The generator’s distribution \((p_g)\) over \(x\) is defined on prior input noise variable \(p_z(z)\). A neural network framework \(G\) is defined to learn data distribution \(x\). \(G\) maps noise variable to data space as \(G(z; \theta_g)\).
\(D(x;\theta_d\) outputs a scalar. \(D(x)\) represents probability that \(x\) comes from data whereas in \(D(G(z))\) the \(G(z)\) is from generator network.
\(G\) is trained to minimize \(\log(1-D(G(z)))\). \(D\) and \(G\) plays minimax game with the value function \(V(G,D)\):
\[\min_{G}\max_{D}V(D,G) = E_{x\sim p_{data}(x)}[\log(D(x))]\;+\;E_{z\sim p_{z}(z)}[\log(D(G(z)))]\]
This adversarial training principle has transformed unsupervised task to supervised task.
The principle of GANs is based on Nash Equilibrium. This means, theoretically, the algorithm tries to achieve global optimality \(p_g\;=\;p_{data}\)
Preposition : For \(G\) fixed, the optimal discriminator is
\[D_{G}^{\ast}(x) = \frac{p_{data}(x)}{p_{data}(x)\;+\;p_g(x)}\] Proof : To train \(D\) we maximize the value function, keeping \(G\) fixed.

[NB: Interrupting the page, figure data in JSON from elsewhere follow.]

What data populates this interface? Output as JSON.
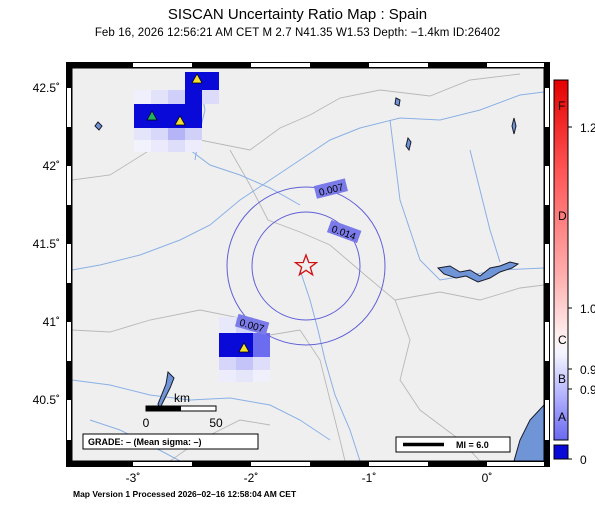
{
  "title": "SISCAN Uncertainty Ratio Map : Spain",
  "subtitle": "Feb 16, 2026 12:56:21 AM CET   M 2.7   N41.35 W1.53   Depth: −1.4km   ID:26402",
  "footer": "Map Version 1 Processed 2026–02–16 12:58:04 AM CET",
  "axes": {
    "lon_ticks": [
      "-3˚",
      "-2˚",
      "-1˚",
      "0˚"
    ],
    "lat_ticks": [
      "42.5˚",
      "42˚",
      "41.5˚",
      "41˚",
      "40.5˚"
    ]
  },
  "contours": [
    {
      "label": "0.007"
    },
    {
      "label": "0.014"
    },
    {
      "label": "0.007"
    }
  ],
  "scalebar": {
    "unit": "km",
    "start": "0",
    "end": "50"
  },
  "grade_box": "GRADE: – (Mean sigma: –)",
  "mi_legend": "MI = 6.0",
  "colorbar": {
    "letters": [
      "F",
      "D",
      "C",
      "B",
      "A"
    ],
    "values": [
      "1.2",
      "1.0",
      "0.9",
      "0.9",
      "0"
    ]
  },
  "epicenter": {
    "lat": 41.35,
    "lon": -1.53,
    "symbol": "star",
    "color": "#d01010"
  },
  "stations": [
    {
      "color": "#22b060"
    },
    {
      "color": "#f2e02a"
    },
    {
      "color": "#f2e02a"
    },
    {
      "color": "#f2e02a"
    }
  ],
  "colors": {
    "land": "#efefef",
    "water": "#6f95d6",
    "contour": "#6060d8",
    "contour_label_bg": "#7a7ae8",
    "high_ratio": "#0a0ad8"
  }
}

\[V(G,D) = \int_{x}\;p_{data}(x)\log(D(x))dx\;+\int_{z}p_z(z)\log(1-D(g(z)))dz \] \[= \int_{x}\;p_{data}(x)\log(D(x))dx\;+\;p_g(x)\log(1-D(x)))dx \]
For any \(a,b \in R^2\) such that \(a,b \neq {0,0} \). Then the function \(f \; \rightarrow a\log(y) + b\log(1-y)\) achieves maxima at \(\frac{a}{a\;+\;b}\).
Discriminator is defined within \(supp(p_{data}) \cup supp(p_g)\)
Definition: \(supp(x)\) is the subset of the domain containing those elements that are not mapped to zero.
Training objective of discriminator can be reframed as maximum log-likelihood for estimating conditional probability \(P(Y=y\;\vert \;x)\). Thus the minmax equation can be reformulated as:
\[C(G)\; =\; \max_D V(G,D)\] \[=\;E_{x\sim p_{data}}[\log(D_G^\ast(x))]\;+\;E_{z\sim p_{z}}[\log(D_G^\ast(G(z)))]\] \[=\;E_{x\sim p_{data}}[\log(D_G^\ast(x))]\;+\;E_{x\sim p_{g}}[\log(D_G^\ast(x))]\] \[=\;E_{x\sim p_{data}}\left[\log\left(\frac{p_{data}(x)}{p_{data}(x)\;+\;p_g(x)}\right)\right]\;+\;E_{x\sim p_{g}}\left[\log\left(\frac{p_{g}(x)}{p_{data}(x)\;+\;p_g(x)}\right)\right]\]
Of Course the aim of GAN is \(p_g\;=\;p_{data}\).